Journal de Louve #31 Fragile et ténèbres
Fragile, j’ai ta peau qui me brûle. Je me trouve, sous tes doigts, vulnérable et poussière, quand le plaisir est encore enfermé derrière le verrou, que va-t-il advenir si j’ouvre grand la porte, quand je me rappelle avoir regardé ta bouche avec désir, derrière ton sourire, pour la première fois. Tu m’avais demandé si tu me touchais, je n’attendais que ça. On voulait s’amuser. On se baladait en tours de parc, le monde prenait la couleur de nos dires, la forme de nous souhaits. Tu arrivais en retard ou tu n’arrivais pas, j’acceptais tes excuses et je savais toujours que l’on se trouverait, c’est fait.
Reste mon ami.
Fragile, j’ai les idéaux enterrés en attendant qu’ils germent. Je recherche en commande des bottes de sept lieux pour y arriver plus vite, ce n’est que le printemps, la récolte demande encore un peu patience et ce n’est pas mon fort.
La vérité on en fera quelque chose de beau, un jour, mon cœur.
Et tout ce qui est emporté rend puissant ce qui reste, quand on a le courage de regarder le monde du côté des couleurs.
Fragile, j’ai la vie qui m’emballe, le corps qui palpite lorsque j’ouvre les yeux, de découvrir le jour sans savoir ce qu’il veut.
J’ai aussi des ténèbres, des angoisses et vous le savez tous, une pelisse sur le dos, qui me sert de rideau, qui cache la magie noire qui rôde encore chez moi.

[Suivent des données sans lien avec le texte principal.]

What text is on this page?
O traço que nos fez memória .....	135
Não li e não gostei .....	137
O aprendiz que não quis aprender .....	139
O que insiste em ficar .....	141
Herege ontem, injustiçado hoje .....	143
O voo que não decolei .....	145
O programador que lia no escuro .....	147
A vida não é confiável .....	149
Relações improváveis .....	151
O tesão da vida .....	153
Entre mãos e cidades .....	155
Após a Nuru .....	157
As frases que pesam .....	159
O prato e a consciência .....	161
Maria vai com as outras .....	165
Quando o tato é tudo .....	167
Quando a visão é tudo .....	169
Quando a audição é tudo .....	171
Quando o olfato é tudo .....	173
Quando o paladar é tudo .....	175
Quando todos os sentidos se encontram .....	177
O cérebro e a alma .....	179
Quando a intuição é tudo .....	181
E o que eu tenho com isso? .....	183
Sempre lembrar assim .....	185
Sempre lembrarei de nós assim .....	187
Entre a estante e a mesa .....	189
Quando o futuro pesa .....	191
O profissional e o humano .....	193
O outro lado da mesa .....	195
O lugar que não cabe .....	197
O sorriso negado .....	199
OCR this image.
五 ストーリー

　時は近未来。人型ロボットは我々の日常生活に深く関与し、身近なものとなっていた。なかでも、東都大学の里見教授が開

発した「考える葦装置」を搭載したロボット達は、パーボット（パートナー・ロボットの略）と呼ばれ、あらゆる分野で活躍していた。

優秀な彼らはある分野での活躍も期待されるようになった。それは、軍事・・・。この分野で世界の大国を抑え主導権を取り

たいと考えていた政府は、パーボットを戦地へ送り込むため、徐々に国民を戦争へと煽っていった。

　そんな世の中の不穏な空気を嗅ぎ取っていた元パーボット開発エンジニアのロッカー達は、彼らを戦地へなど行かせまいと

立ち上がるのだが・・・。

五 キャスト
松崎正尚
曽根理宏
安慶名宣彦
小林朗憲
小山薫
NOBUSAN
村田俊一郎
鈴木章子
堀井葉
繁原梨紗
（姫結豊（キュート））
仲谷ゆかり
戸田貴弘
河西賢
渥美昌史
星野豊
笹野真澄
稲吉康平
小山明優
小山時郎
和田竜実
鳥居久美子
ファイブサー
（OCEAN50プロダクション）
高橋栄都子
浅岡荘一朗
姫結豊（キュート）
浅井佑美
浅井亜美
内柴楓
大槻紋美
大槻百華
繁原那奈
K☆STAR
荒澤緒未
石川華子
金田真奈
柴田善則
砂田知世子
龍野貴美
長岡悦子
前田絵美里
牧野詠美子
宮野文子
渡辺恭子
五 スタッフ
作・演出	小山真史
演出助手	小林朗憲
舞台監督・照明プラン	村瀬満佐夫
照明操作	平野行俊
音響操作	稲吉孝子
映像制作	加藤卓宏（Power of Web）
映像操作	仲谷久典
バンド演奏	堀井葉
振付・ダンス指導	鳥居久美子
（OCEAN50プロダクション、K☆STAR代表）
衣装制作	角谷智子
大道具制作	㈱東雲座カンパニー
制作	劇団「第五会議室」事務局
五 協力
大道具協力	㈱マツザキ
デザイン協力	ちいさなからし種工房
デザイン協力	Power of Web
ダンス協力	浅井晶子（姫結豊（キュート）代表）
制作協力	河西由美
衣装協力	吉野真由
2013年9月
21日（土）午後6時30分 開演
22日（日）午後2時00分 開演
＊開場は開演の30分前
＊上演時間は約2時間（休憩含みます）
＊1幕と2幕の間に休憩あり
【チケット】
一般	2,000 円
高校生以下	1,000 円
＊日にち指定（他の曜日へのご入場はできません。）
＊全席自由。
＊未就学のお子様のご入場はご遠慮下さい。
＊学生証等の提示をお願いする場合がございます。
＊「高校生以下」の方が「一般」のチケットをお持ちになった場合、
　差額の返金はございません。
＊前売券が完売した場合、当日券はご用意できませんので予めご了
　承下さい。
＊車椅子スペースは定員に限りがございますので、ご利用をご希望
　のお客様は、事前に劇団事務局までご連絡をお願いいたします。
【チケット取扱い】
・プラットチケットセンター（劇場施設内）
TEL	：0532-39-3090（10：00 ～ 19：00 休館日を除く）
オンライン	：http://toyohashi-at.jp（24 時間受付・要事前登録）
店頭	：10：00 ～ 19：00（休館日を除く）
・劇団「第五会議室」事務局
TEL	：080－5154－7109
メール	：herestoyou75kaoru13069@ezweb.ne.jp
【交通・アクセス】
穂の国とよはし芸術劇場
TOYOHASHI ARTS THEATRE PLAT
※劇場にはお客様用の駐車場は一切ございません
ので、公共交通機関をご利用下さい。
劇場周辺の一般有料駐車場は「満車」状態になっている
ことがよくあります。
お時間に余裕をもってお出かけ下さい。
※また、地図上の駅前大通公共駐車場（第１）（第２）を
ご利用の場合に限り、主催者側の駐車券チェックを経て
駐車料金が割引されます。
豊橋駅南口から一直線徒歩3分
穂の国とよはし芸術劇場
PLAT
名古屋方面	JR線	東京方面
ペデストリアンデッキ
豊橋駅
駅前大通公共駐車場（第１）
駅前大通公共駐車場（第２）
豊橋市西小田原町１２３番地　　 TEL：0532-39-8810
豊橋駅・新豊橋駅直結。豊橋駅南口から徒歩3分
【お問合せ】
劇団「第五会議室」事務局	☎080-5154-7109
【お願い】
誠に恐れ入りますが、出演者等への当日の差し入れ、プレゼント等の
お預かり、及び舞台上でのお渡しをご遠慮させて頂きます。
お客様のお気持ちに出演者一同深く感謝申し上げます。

Fragile, ce soir j’écoute et m’égare, immobile, je regarde les gens qui ont la vie miroir, je ne me regarde plus. Le sombre sous mes yeux coulera le temps venu, j’ai peur d’être oubliée. On fait la fête ce soir fait vriller l’enveloppe organique de mes veines, je réclame, me fais taire. Je suis enveloppée de papier cigarette, je suis divertie de mes accoutumances.
Le silence sera réceptacle de mes vœux. J’en ai beaucoup à faire puisque je veux grandir.
Fragile, j’invoque mes totems, je prépare les offrandes. Confier à mes fêlures le plus grand prendre soin : le renard et les fleurs, la maison, le ronronnement des chats. Je dépose les armes, on a tous un cœur à poser sur l’autel. L’hôtel, je le réserve pour sauter les verrous. Pour être la cascade, la rivière ou la femme dont la mue peut trembler, l’être dépecé, qui fera danser ses os à la lueur des nuits, pas besoin de musique. Je valserai d’amour, je tanguerai d’amis, je veux toujours ma vie aussi vaste et sereine.